Ainsi, sur une affiche, il va, par exemple, représenter une sainte « bling bling » qui, malgré son auréole et sa toge bleue, va porter un long collier semblable à celui que portent les rappeurs américains, avoir du vernis rouge sur les ongles de la main et de nombreux tatouages sur plusieurs parties du corps. Cette affiche est un moyen pour Fred Ebami de montrer que la mode est devenue une religion que tout le monde suit aujourd’hui. Un message qu’il écrit d’ailleurs à gauche de la religieuse. Au final, l’image obtenue par l’artiste est bien éloignée de celle qui serait en temps normal attendue lorsque l’on parle de religion.

« Je suis un sale noir, un sale blanc, un sale arabe, un sale juif, un sale jaune, un être humain » sont les mots forts qui constituent à eux seuls une œuvre à part entière. Tous sont rédigés en caractères gras sur un fond blanc sauf pour les mots « un être humain » qui sont quant à eux habillés aux couleurs de l’arc-en-ciel. Le symbole de la tolérance est alors ici très clair. Un vrai désir de respect entre les êtres humains se dégage.

Fred Ebami montre également l’importance des mots qui ne sont pas moins saisissants que les images. Les tableaux ou affiches que ceux-ci composent sont, certes, d’une simplicité déconcertante mais ils réussissent tout de même à marquer les esprits.

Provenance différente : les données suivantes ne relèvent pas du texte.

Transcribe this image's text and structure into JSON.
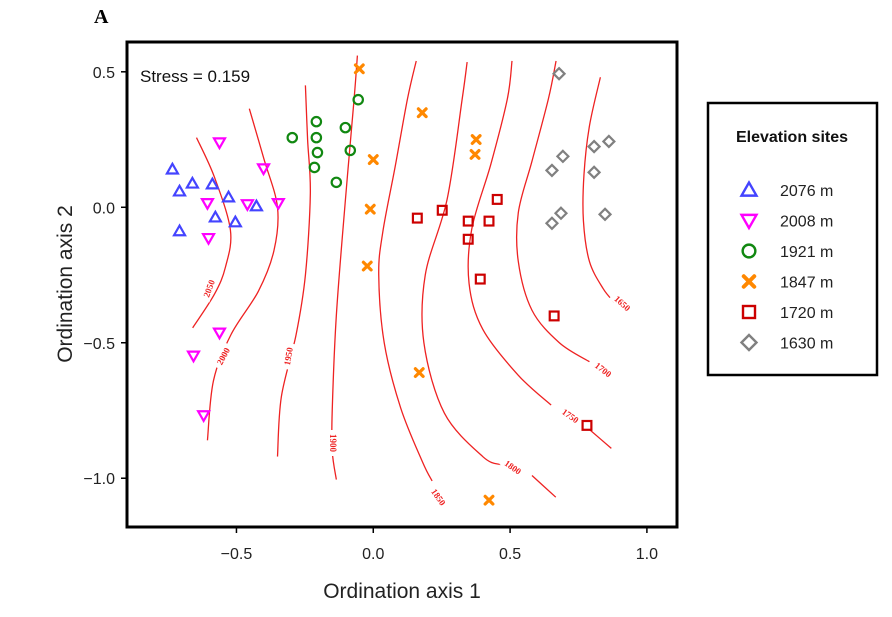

Alien Nation, une exposition qui joue sur la dérision pour faire passer des messages qui nous interpellent tous à propos de l’humanité, du monde qui nous entoure et de la réalité actuelle. L’artiste Fred Ebami, inspiré notamment de la pop art, touche à tout et ne se prend surtout pas au sérieux pour aborder des problèmes qui sont, quant à eux, graves et urgents.